Vom Garten träumen

Die einzige Landschaft in diesem Lexikon, die jemand angelegt hat, und genau deshalb schaut die Überlieferung zuerst auf Pflege und erst dann auf Pflanzen.

Ein Garten ist der einzige Ort in diesem Lexikon, den jemand anlegen musste, und darauf ruht die ganze Deutung. Gefragt wird zuerst nach seinem Zustand: ein gepflegtes Stück gilt überliefert als etwas in deinem Leben, das noch Aufmerksamkeit bekommt, ein zugewachsenes als etwas, das länger sich selbst überlassen blieb, als vorgesehen war. Ältere Sammlungen mögen dieses Bild und behandeln es freundlich, weil ein Garten in bäuerlichen Zeiten Essen, Vorrat und einen funktionierenden Haushalt bedeutete.

Erst der Zustand, dann die Beete

Auslegende sehen sich an, wie es dort aussah, bevor sie fragen, was gewachsen ist. Gemähtes Gras, gerade Reihen und Obst, das noch hängt, gehören in die eine Richtung, Brombeerranken quer über dem Weg in die andere, und keines von beidem ist ein Urteil über den schlafenden Menschen. Unkraut ist nichts Beschämendes. Viele erzählen von einem wild gewachsenen Garten mit hörbarer Erleichterung, und wer mit diesem Bild arbeitet, nimmt genau diese Erleichterung ernster als die Halme. Ein im Winter kahles Beet gilt als Pause und nicht als Versäumnis.

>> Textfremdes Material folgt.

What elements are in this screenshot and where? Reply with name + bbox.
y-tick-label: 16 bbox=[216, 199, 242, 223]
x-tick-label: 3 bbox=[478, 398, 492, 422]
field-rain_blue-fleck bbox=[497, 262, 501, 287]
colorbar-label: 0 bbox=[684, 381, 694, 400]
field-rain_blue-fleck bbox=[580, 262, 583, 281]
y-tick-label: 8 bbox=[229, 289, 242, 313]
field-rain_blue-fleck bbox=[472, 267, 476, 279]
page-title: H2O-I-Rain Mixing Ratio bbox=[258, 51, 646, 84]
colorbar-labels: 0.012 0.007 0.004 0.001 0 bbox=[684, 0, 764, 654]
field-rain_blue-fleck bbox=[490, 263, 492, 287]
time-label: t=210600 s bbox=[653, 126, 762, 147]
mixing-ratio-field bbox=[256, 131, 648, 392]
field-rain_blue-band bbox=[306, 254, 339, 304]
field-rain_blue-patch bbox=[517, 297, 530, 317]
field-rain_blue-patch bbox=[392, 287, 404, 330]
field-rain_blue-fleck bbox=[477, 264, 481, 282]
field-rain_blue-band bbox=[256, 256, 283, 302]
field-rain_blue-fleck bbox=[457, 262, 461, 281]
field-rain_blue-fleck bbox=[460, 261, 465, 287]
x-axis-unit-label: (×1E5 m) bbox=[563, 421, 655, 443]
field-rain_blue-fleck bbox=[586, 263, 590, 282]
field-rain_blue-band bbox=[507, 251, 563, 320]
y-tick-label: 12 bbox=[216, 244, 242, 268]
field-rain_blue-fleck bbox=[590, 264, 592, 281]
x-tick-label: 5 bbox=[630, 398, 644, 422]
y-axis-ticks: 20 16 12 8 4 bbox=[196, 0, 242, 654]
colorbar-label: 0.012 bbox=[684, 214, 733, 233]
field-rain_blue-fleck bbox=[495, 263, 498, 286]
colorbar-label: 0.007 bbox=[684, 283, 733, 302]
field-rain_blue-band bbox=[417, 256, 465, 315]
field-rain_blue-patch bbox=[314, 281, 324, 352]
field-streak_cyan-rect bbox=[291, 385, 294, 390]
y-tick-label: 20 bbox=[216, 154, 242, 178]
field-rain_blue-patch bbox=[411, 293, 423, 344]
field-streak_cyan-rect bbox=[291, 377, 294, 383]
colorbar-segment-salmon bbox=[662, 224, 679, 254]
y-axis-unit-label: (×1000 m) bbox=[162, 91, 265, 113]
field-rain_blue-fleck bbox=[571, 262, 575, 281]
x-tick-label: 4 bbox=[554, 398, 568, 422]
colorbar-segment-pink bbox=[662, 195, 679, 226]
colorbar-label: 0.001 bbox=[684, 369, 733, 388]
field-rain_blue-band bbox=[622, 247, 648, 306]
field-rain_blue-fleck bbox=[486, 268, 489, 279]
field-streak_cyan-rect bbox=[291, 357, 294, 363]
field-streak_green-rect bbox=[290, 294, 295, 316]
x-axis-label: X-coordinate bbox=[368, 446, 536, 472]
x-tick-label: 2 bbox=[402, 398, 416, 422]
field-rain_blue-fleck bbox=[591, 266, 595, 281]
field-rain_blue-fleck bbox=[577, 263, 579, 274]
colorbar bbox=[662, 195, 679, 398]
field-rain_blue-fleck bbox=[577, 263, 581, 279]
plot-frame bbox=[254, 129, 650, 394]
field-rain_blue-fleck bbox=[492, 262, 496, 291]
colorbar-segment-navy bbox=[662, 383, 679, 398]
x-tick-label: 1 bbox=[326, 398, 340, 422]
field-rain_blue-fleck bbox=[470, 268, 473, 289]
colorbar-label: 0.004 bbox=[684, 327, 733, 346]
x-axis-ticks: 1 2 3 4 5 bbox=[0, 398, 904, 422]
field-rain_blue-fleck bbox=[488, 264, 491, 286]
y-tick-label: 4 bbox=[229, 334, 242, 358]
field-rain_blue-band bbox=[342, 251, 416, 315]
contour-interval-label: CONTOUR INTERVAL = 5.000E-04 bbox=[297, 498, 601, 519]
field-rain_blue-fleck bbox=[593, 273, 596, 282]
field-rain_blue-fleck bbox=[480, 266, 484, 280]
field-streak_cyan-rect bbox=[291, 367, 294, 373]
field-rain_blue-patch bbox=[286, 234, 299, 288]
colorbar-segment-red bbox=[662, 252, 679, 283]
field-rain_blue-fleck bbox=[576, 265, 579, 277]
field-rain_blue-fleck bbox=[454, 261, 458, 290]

Zaun, Tor und wem der Garten gehört

Die Grenze wiegt oft schwerer als die Bepflanzung. Hohe Hecken, ein verschlossenes Tor oder eine Mauer ohne sichtbaren Eingang werden seit Langem mit Zurückgezogenheit verbunden, mit einem Teil des Lebens, den jemand bewusst getrennt hält. Durch ein fremdes Grundstück zu gehen und nicht zu wissen, ob man dort überhaupt sein darf, verschiebt die Lesart von Wachstum zu Erlaubnis. Einen Schlüssel dafür in die Hand gedrückt zu bekommen, schließt in den alten Büchern genau diesen Abstand.

Woher das Bild meistens stammt

Die meisten Gartenträume haben eine gewöhnliche Wurzel in der Woche davor. Wer selbst etwas anbaut, träumt fortwährend davon, ähnlich wie Köchinnen von Küchen träumen, und für diese Menschen wird die Symbolik dünn bis fast unsichtbar. Ein Umzug in eine Wohnung ohne Balkon, die Übernahme einer Schrebergartenparzelle, ein Kirschbaum, der endlich trägt: all das setzt einen Garten in den Schlaf, ohne etwas mitzuteilen. Frag also zuerst, was dieser Ort für dich war. Ein Garten, in dem du als Kind glücklich warst, und einer, in den man dich zur Strafe zum Jäten schickte, erzeugen aus demselben Anblick zwei sehr verschiedene Träume.

Häufig gestellte Fragen

Heißt ein verwilderter Garten, dass ich etwas vernachlässigt habe?
Vernachlässigung ist die Standardantwort, und sie taugt besser als Frage denn als Urteil. Manche empfinden ein verwildertes Stück Land als erholsam und nicht als Vorwurf, und diese Reaktion sagt meist mehr aus als das Gestrüpp. Nimm dir das Gefühl im Traum vor, bevor du die ordentliche Deutung übernimmst.
Wird ein Garten anders gelesen als ein Wald?
Ja, und der Unterschied liegt beim Menschen. Ein Wald wächst, ohne jemanden um Erlaubnis zu fragen, und steht überliefert für Wildheit oder für das Kleinsein in etwas Größerem. Ein Garten wurde geplant, gepflanzt und gepflegt, deshalb folgt seine Deutung der Fürsorge und der Kontrolle.